TV sem pulso em criança sedada com noradrenalina: reduzir noradrenalina antes de desfibrilar.

Resumo-Chave

A noradrenalina é um vasopressor que, em doses elevadas ou em pacientes sensíveis, pode causar arritmias ventriculares. Em uma criança sedada em uso contínuo, a taquicardia ventricular sem pulso (QRS alargado e ausência de pulso) pode ser induzida ou agravada pela droga. Reduzir a dose é o primeiro passo para tentar reverter a arritmia antes de considerar outras intervenções como a desfibrilação.

Contexto Educacional

A parada cardiorrespiratória (PCR) em crianças frequentemente tem etiologia respiratória ou circulatória, diferentemente dos adultos, onde a causa cardíaca primária é mais comum. No entanto, em pacientes criticamente enfermos, especialmente aqueles em uso de drogas vasoativas, arritmias podem precipitar uma PCR. A taquicardia ventricular (TV) sem pulso é uma arritmia chocável e uma emergência médica. No cenário de uma criança sedada, em ventilação mecânica e recebendo noradrenalina contínua, o surgimento súbito de TV sem pulso (QRS alargado, FC 200 bpm, ausência de pulso) levanta a suspeita de que a droga vasoativa possa ser um fator contribuinte. A noradrenalina, embora vital para o suporte hemodinâmico, pode, em doses elevadas ou em pacientes com miocárdio sensibilizado, aumentar a automaticidade e a excitabilidade ventricular, levando a arritmias. Diante de uma TV sem pulso, as compressões torácicas devem ser iniciadas imediatamente. Contudo, antes de proceder à desfibrilação, é crucial identificar e corrigir causas reversíveis. Neste caso, a redução da dose da noradrenalina é um passo lógico e prioritário, pois pode reverter a arritmia induzida pela droga. Se a arritmia persistir, a desfibrilação (2 J/kg) e a administração de epinefrina seguem o algoritmo de PCR pediátrica para ritmos chocáveis.

Perguntas Frequentes

Qual a importância de identificar causas reversíveis em uma parada cardiorrespiratória pediátrica?

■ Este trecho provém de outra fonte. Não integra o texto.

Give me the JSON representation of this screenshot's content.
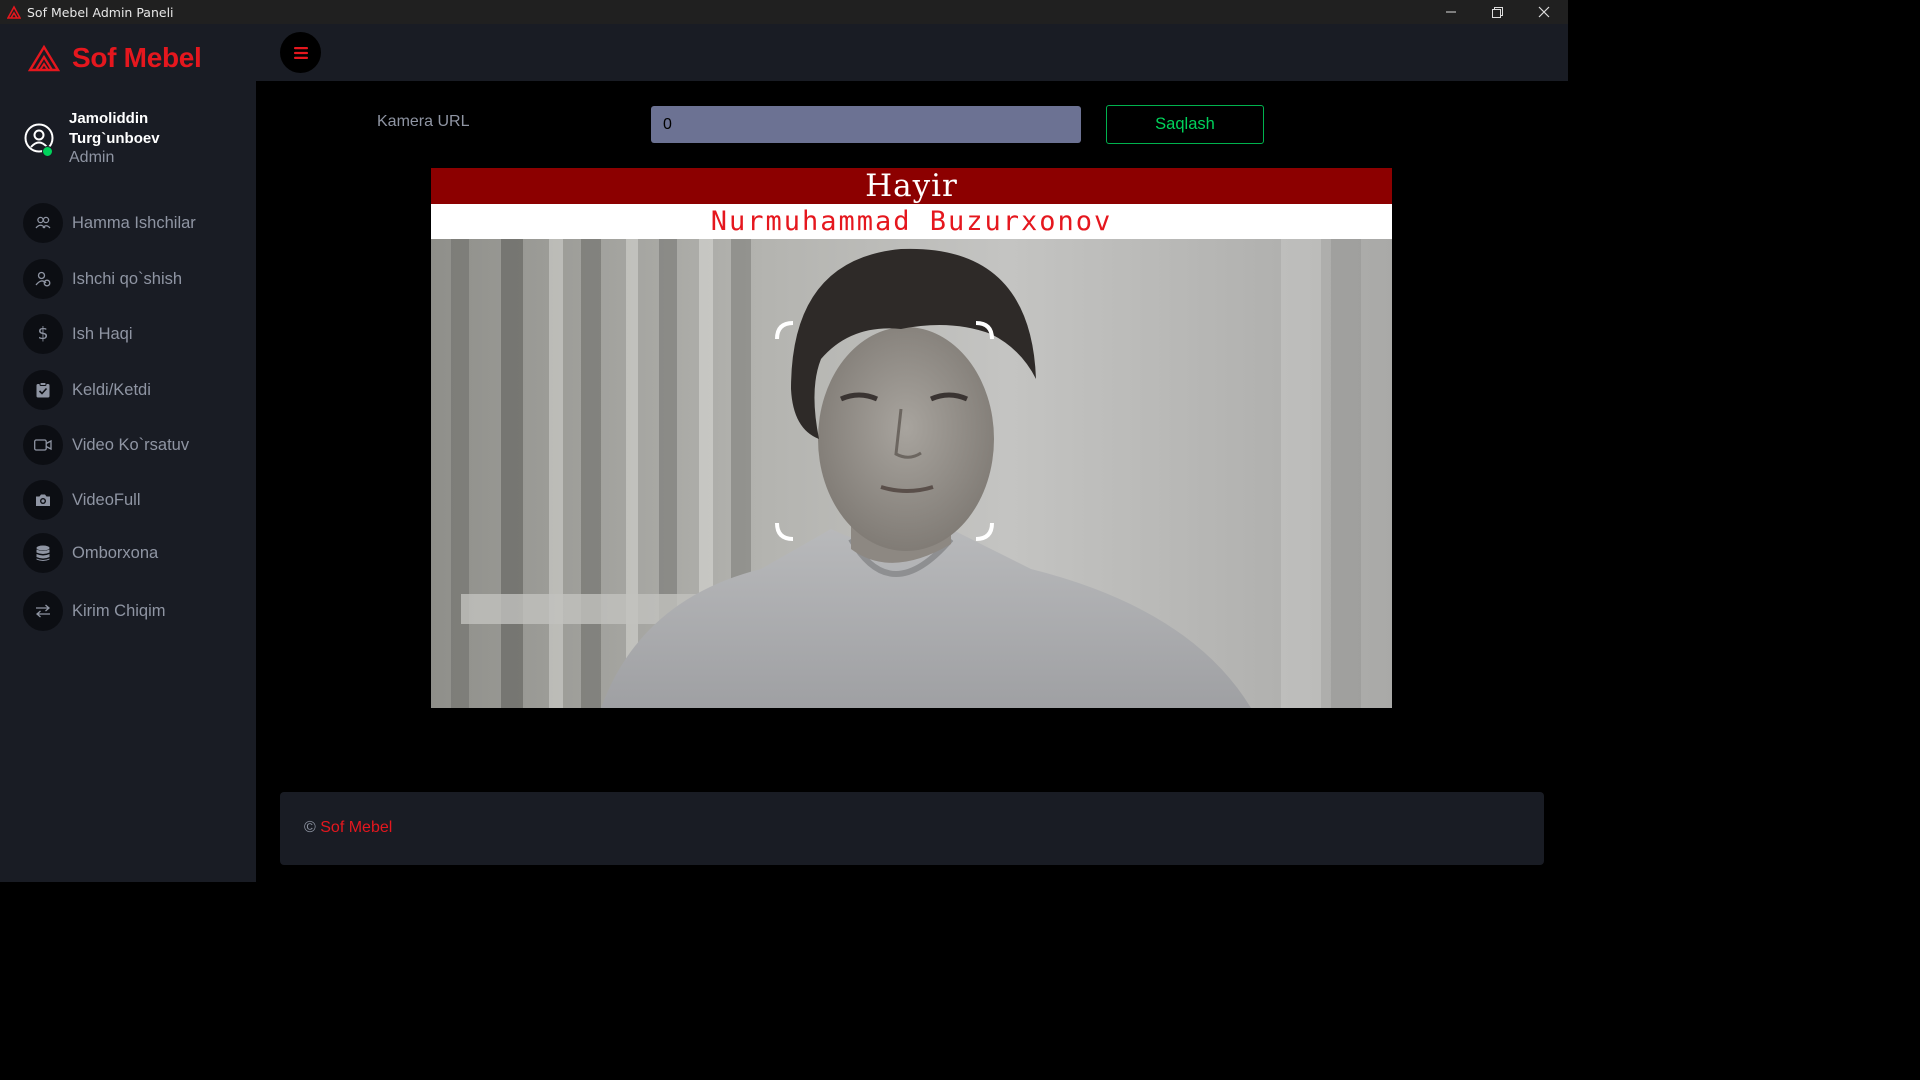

Identificar e tratar causas reversíveis (como hipóxia, hipovolemia, hipotermia, toxinas, tamponamento cardíaco, pneumotórax, trombose) é crucial para o sucesso da ressuscitação. A correção dessas causas pode reverter a PCR ou otimizar a resposta às manobras de reanimação.

Por que a noradrenalina pode estar relacionada à taquicardia ventricular sem pulso neste caso?

A noradrenalina é um agonista alfa e beta-adrenérgico que, em doses elevadas ou em pacientes com sensibilidade aumentada, pode aumentar a excitabilidade miocárdica e precipitar ou agravar arritmias ventriculares, como a taquicardia ventricular.

Qual a sequência de ações para uma taquicardia ventricular sem pulso em pediatria, após iniciar as compressões?

Após iniciar as compressões e identificar a TV sem pulso, deve-se verificar se há causas reversíveis (como a noradrenalina neste caso). Se não houver, o próximo passo é a desfibrilação (2 J/kg), seguida de epinefrina e, se necessário, antiarrítmicos como amiodarona ou lidocaína, intercalados com compressões e ventilações.